I mentioned yesterday how Sunshine was having a great day. She had another good one today. We have to act on that. I'm putting the rest behind a cut because it is about pet health and while the news is very good, we are still dealing with serious problems that haven't gone away.
( Still, it is all very good. )Let's get back to the State Pinball Championships and see if we can spot a champion about to be made:

Gulfstream is a fun though not deep electromechanical game (like, not deep even for electromechanical games). At one point two other folks and I started taking turns to see if one of us could roll the game before JRA finished his game of Led Zeppelin. We could not, but not for want of trying; this was one of my good scores.

ACE playing Deadpool, which you can see twice: look in the lower left and you see him at the machine, just like you see on the monitor.

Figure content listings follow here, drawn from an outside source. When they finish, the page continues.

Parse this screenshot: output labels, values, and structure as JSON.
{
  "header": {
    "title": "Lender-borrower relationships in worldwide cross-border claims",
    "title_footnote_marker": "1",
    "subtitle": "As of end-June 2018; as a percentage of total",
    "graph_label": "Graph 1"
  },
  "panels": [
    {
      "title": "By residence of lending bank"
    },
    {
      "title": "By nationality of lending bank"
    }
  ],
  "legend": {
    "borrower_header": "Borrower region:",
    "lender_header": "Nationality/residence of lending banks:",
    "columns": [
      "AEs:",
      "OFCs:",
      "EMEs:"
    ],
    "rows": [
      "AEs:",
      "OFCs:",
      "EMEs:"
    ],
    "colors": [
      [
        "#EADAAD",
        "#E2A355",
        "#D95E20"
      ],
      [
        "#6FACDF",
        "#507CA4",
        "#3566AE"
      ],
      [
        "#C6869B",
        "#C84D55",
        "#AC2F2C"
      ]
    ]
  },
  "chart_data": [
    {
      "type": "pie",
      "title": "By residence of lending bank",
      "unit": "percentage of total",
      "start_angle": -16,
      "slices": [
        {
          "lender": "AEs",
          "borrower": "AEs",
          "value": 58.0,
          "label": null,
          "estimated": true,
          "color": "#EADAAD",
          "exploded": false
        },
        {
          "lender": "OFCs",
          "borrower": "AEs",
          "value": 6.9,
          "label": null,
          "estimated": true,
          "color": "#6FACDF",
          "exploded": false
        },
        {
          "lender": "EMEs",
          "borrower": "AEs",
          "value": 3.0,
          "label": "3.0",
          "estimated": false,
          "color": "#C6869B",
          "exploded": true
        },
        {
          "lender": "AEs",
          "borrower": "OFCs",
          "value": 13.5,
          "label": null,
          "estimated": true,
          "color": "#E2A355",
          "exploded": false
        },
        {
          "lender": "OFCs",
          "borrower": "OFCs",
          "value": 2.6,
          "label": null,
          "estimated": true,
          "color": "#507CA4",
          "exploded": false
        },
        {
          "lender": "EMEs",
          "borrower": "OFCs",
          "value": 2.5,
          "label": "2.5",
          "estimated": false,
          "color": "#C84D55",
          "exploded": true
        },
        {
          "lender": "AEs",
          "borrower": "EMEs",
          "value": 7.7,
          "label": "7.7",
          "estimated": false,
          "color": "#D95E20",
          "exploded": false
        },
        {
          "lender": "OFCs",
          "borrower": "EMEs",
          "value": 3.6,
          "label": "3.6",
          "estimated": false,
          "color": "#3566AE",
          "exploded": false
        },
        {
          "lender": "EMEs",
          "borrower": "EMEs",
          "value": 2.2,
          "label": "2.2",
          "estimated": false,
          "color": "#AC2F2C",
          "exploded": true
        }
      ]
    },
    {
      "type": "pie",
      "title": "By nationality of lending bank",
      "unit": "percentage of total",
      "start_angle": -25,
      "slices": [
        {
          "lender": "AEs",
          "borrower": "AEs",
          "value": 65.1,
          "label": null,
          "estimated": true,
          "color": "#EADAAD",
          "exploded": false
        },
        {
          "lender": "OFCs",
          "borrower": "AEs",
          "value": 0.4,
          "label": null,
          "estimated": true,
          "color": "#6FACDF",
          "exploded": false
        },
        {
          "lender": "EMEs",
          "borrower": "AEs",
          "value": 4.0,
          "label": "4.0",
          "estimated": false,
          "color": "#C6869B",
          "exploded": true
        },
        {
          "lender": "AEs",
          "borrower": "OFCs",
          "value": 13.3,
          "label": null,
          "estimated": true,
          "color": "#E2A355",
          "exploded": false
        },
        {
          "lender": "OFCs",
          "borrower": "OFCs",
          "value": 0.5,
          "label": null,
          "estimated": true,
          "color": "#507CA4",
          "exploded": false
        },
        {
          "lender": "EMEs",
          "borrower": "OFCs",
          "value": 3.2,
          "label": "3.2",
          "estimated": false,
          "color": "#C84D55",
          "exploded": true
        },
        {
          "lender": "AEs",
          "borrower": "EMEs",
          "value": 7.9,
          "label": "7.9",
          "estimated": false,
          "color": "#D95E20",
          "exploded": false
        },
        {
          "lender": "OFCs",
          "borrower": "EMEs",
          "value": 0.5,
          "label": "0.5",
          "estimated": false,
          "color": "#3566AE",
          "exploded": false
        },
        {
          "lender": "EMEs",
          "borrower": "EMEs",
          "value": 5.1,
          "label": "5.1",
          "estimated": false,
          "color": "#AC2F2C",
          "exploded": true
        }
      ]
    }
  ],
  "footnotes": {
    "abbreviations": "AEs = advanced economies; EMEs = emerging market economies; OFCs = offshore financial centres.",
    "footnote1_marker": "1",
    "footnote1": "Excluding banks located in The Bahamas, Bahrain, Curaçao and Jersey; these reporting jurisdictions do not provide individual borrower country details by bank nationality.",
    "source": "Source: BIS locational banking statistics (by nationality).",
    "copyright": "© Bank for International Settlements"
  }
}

Another of the not-for-competition games was Break Shot, which was crashing almost every game anyway, This glitched-out display looked enough like Morse Code I wondered if it might actually be an error code, but that doesn't make sense; this would parse as either 'E S E G A S' or 'E S P A S' or, conceivably, 'E S P A K'. While it wouldn't be absurd to have an error code be cryptic --- letters could stand for elements diagnosed as faulty --- there's no good reason they wouldn't just show the letters for something complicated. (Williams games of this era will put a dot after the credits count --- like, show 'CREDITS 0.' rather than 'CREDITS 0' --- if they detect something serious enough wrong, but there's so many things on a table there'll always be something somewhere, so it's not a useful dot.)

Another double view of the same player, here on The Munsters, a bad game to take JRA to. (They're all bad.)

Oh yeah, and I stopped in to get a snap of the 'Special Preview Models - Video Clips Pending Licensor Approval' warning on the venue's 007.

A sports story in one photo, here.
Trivia: The Anglo-Iranian Oil Company, before the 1951 nationalization of Iranian oil, was required to pay only 16 percent of the money the monopoly earned from extracting, refining, and selling oil. In all likelihood it paid less; no outsider was ever allowed to audit the books. (It made more profit in 1950 than it had paid in royalties since its start in 1901.) Source: Overthrow: America's Century of Regime Change from Hawai'i to Iraq, Stephen Kinzer. (Wikipedia says 17.5 percent. Could be a difference in rounding from statistics. )
Currently Reading: Suddenly, Tomorrow Came: A History of the Johnson Space Center, Henry C Dethloff. NASA SP-4307.